Powell’s battle with inflation fuels an investor dilemma
September 30, 2022
Make no mistake, Jerome Powell is in full battle gear, ready to take on inflation even if it means squeezing the markets of liquidity and drying up investments for growth. The Fed Reserve Chair was unequivocal about a supply-demand mismatch in the US economy, especially the housing sector. He said so after announcing1 a 0.75 percentage point hike in base interest rates after the Fed’s September meeting, taking it between 3% and 3.25%, their highest levels since just before the rate cuts of 2008.
What’s more, Powell has no intention of relenting just yet, which makes market analysts believe that long term interest rates could hover around the 4.4% mark in 2023. This is definitely not good news for businesses and the economy in general and also leaves the investors seeking out-of-the-box solutions to generate profits. And the Fed’s projection of economic growth through 2022 and in 2023 is bleak and possibly some more. Overall economic growth is projected at an anemic 0.2% for 2022 and a modest 1.2% in 2023 while unemployment, which sits at 3.7%, is expected to rise to 3.8% by year-end and then canter its way to 4.4% over the 12 months of the next year.
Battling Inflation – the Fed Way
Powell also believes that inflation would drop significantly between 3.5% to 2.6% in 2023, though not everyone is convinced. Especially the likes of Jeremy Siegel, a longtime market guru and Wharton professor, who thinks2 Powell orchestrated the biggest blunder in the Fed’s 110-year history by not moving in to tighten monetary policy long before it got out of hand. “When commodity prices were going up at rapid rates, Chairman Powell and the Fed said they didn’t see any inflation and that there was no need to raise interest rates in 2022. Stubborn inflation requires the Fed to stay tight all the way through 2023,” he told CNBC on the day of the rate hike.
The Fed’s main target is to reduce consumer spending to bring about that balance that Chairman Powell spoke about, but it has several side effects too. Base rate increases make borrowings more expensive and this cost is borne by the customer in the form of rake hikes on debt across the board – from personal loans to credit cards and car loans to home mortgages. This leaves less money to spend and possibly even less to save, at least till such time that demand reductions and supply side spikes bring overall prices down to the level the Fed is hoping it would.
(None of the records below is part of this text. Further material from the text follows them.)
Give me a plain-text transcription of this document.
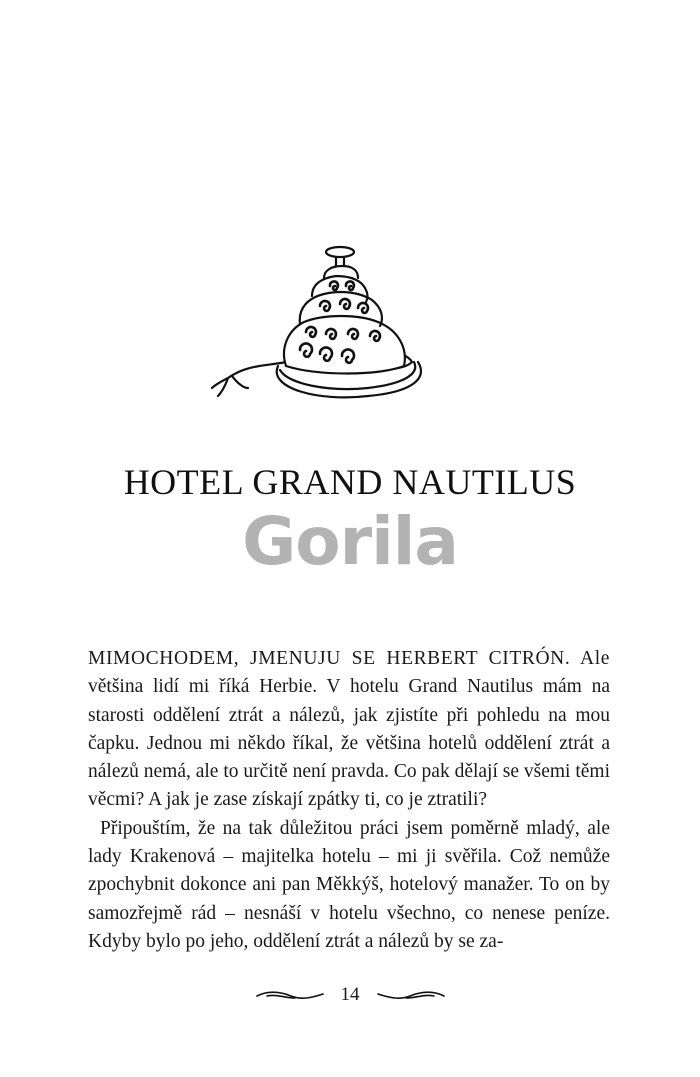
HOTEL GRAND NAUTILUS
Gorila

MIMOCHODEM, JMENUJU SE HERBERT CITRÓN. Ale většina lidí mi říká Herbie. V hotelu Grand Nautilus mám na starosti oddělení ztrát a nálezů, jak zjistíte při pohledu na mou čapku. Jednou mi někdo říkal, že většina hotelů oddělení ztrát a nálezů nemá, ale to určitě není pravda. Co pak dělají se všemi těmi věcmi? A jak je zase získají zpátky ti, co je ztratili?

Připouštím, že na tak důležitou práci jsem poměrně mladý, ale lady Krakenová – majitelka hotelu – mi ji svěřila. Což nemůže zpochybnit dokonce ani pan Měkkýš, hotelový manažer. To on by samozřejmě rád – nesnáší v hotelu všechno, co nenese peníze. Kdyby bylo po jeho, oddělení ztrát a nálezů by se za-

14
So, where does that leave the investors? These rate hikes could mean that investors park their cash with the banks who can afford to pay higher interest rates. However, what it also means is that more money could go out of other assets such as bonds or stocks, especially since the latter has seen high volatility in recent times. CNBC’s Jim Cramer wants investors to see the bigger picture3 and not take the short route, which he believes is taken by those that can’t handle pain or don’t believe in Powell’s prescription for settling down the demand-supply imbalance. He believes the Fed would ultimately win and when that happens, the short-termers would bottom out. He advised investors to believe in Powell’s vision if they wanted their portfolios to stay intact in the long term.
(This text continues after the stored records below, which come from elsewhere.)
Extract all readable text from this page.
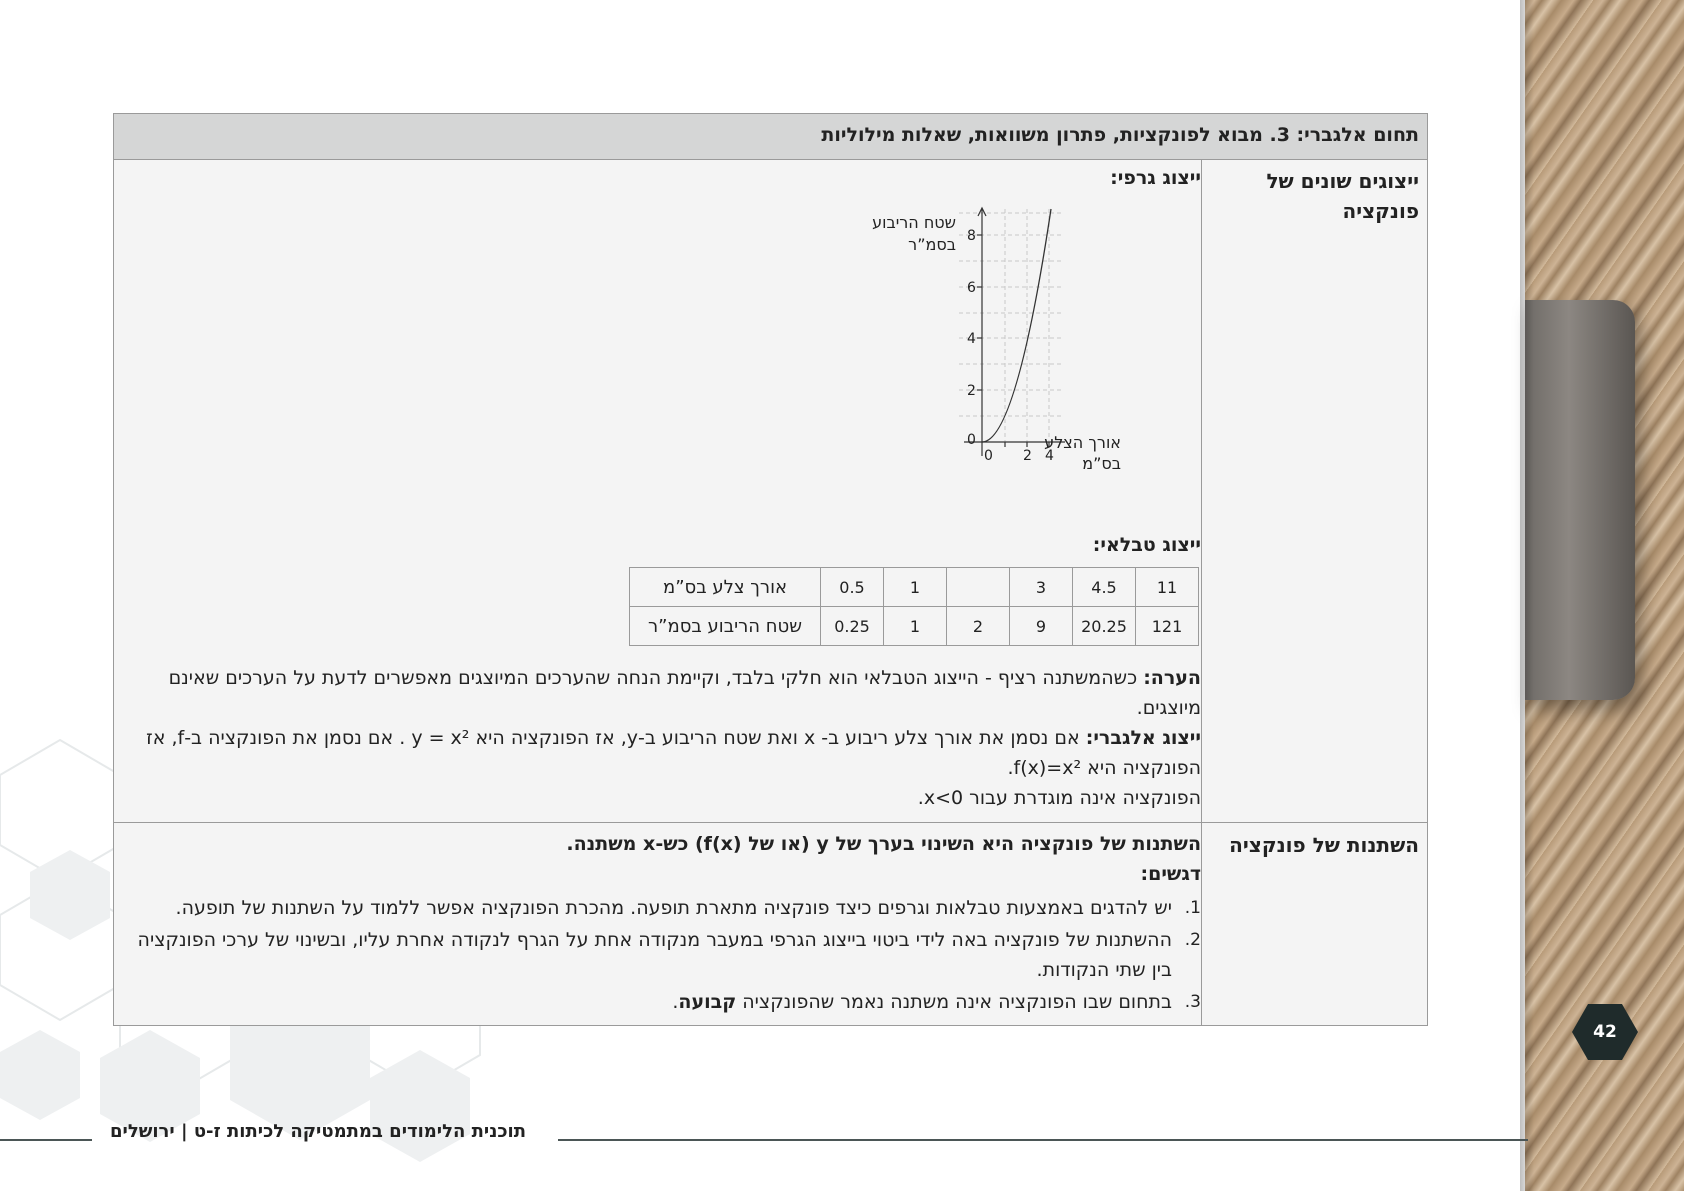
42
תחום אלגברי: 3. מבוא לפונקציות, פתרון משוואות, שאלות מילוליות
ייצוגים שונים של
פונקציה
ייצוג גרפי:
8
6
4
2
0
0 2 4
שטח הריבוע
בסמ”ר
אורך הצלע
בס”מ
ייצוג טבלאי:
11	4.5	3		1	0.5	אורך צלע בס”מ
121	20.25	9	2	1	0.25	שטח הריבוע בסמ”ר
הערה: כשהמשתנה רציף - הייצוג הטבלאי הוא חלקי בלבד, וקיימת הנחה שהערכים המיוצגים מאפשרים לדעת על הערכים שאינם
מיוצגים.
ייצוג אלגברי: אם נסמן את אורך צלע ריבוע ב- x ואת שטח הריבוע ב-y, אז הפונקציה היא y = x² . אם נסמן את הפונקציה ב-f, אז
הפונקציה היא f(x)=x².
הפונקציה אינה מוגדרת עבור x<0.
השתנות של פונקציה
השתנות של פונקציה היא השינוי בערך של y (או של f(x)) כש-x משתנה.
דגשים:
1.
יש להדגים באמצעות טבלאות וגרפים כיצד פונקציה מתארת תופעה. מהכרת הפונקציה אפשר ללמוד על השתנות של תופעה.
2.
ההשתנות של פונקציה באה לידי ביטוי בייצוג הגרפי במעבר מנקודה אחת על הגרף לנקודה אחרת עליו, ובשינוי של ערכי הפונקציה
בין שתי הנקודות.
3.
בתחום שבו הפונקציה אינה משתנה נאמר שהפונקציה קבועה.
תוכנית הלימודים במתמטיקה לכיתות ז-ט | ירושלים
As for the hedge funds, this could just be the moment to ramp up their bets. Over the five weeks starting end-August, Hedge funds’ total gross trading flow (both long and short) rose and had the largest notional increase since 2017, according to Goldman Sachs’ brokerage data. Simply put, this means they’re putting money to work in a major way to capitalize on market volatility for their clients.
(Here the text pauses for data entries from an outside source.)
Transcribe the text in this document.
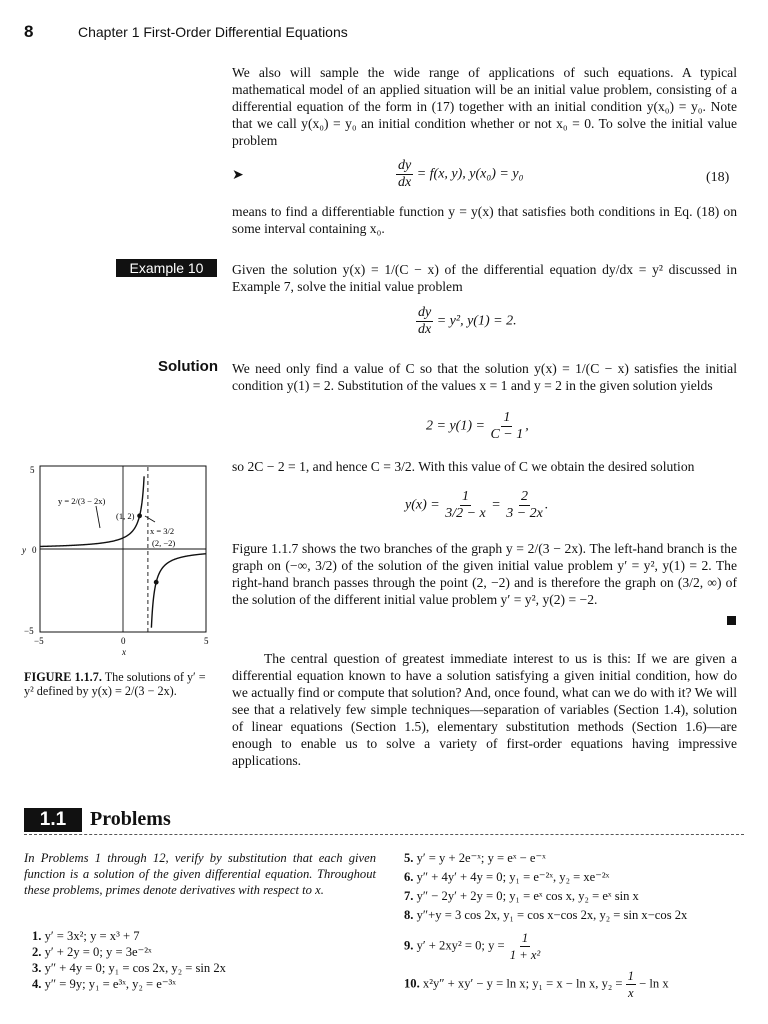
8	Chapter 1 First-Order Differential Equations
We also will sample the wide range of applications of such equations. A typical mathematical model of an applied situation will be an initial value problem, consisting of a differential equation of the form in (17) together with an initial condition y(x₀) = y₀. Note that we call y(x₀) = y₀ an initial condition whether or not x₀ = 0. To solve the initial value problem
➤	$\frac{dy}{dx} = f(x$, y), y(x₀) = y₀	(18)
means to find a differentiable function y = y(x) that satisfies both conditions in Eq. (18) on some interval containing x₀.
Example 10	Given the solution y(x) = 1/(C − x) of the differential equation dy/dx = y² discussed in Example 7, solve the initial value problem
$\frac{dy}{dx} = y^2$, y(1) = 2.
Solution We need only find a value of C so that the solution y(x) = 1/(C − x) satisfies the initial condition y(1) = 2. Substitution of the values x = 1 and y = 2 in the given solution yields
$2 = y(1) = \frac{1}{C - 1}$ ,
so 2C − 2 = 1, and hence C = 3/2. With this value of C we obtain the desired solution
$y(x) = \frac{1}{3/2 - x} = \frac{2}{3 - 2x}$ .
Figure 1.1.7 shows the two branches of the graph y = 2/(3 − 2x). The left-hand branch is the graph on (−∞, 3/2) of the solution of the given initial value problem y′ = y², y(1) = 2. The right-hand branch passes through the point (2, −2) and is therefore the graph on (3/2, ∞) of the solution of the different initial value problem y′ = y², y(2) = −2.
The central question of greatest immediate interest to us is this: If we are given a differential equation known to have a solution satisfying a given initial condition, how do we actually find or compute that solution? And, once found, what can we do with it? We will see that a relatively few simple techniques—separation of variables (Section 1.4), solution of linear equations (Section 1.5), elementary substitution methods (Section 1.6)—are enough to enable us to solve a variety of first-order equations having impressive applications.
y = 2/(3 − 2x)
(1, 2)
(2, −2)
x = 3/2
5
0
−5
y
−5	0	5
x
FIGURE 1.1.7. The solutions of y′ = y² defined by y(x) = 2/(3 − 2x).
1.1	Problems
In Problems 1 through 12, verify by substitution that each given function is a solution of the given differential equation. Throughout these problems, primes denote derivatives with respect to x.
1. y′ = 3x²; y = x³ + 7
2. y′ + 2y = 0; y = 3e⁻²ˣ
3. y″ + 4y = 0; y₁ = cos 2x, y₂ = sin 2x
4. y″ = 9y; y₁ = e³ˣ, y₂ = e⁻³ˣ
5. y′ = y + 2e⁻ˣ; y = eˣ − e⁻ˣ
6. y″ + 4y′ + 4y = 0; y₁ = e⁻²ˣ, y₂ = xe⁻²ˣ
7. y″ − 2y′ + 2y = 0; y₁ = eˣ cos x, y₂ = eˣ sin x
8. y″+y = 3 cos 2x, y₁ = cos x−cos 2x, y₂ = sin x−cos 2x
9. y′ + 2xy² = 0; $y = \frac{1}{\text{1 + x²}}$
10. x²y″ + xy′ − y = ln x; y₁ = x − ln x, $y_2 = \frac{1}{x} - \ln x$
Market analysts4 believe that with the investor sentiment at a historical low, and further rate hikes by the Fed to tighten money supply seemingly round the corner, hedge fund managers seem to be in a happy spot, with strategies focusing around the macro, performing quite well. In fact, hedge funds gained 0.5% in August compared to the S&P 500’s 4.2% loss according to data from the HFR. Already some of the larger players such as Citadel’s flagship Wellington fund has rallied 3.74% since August, taking its 2022 performance to 22.75%. Looks like the best is yet to come.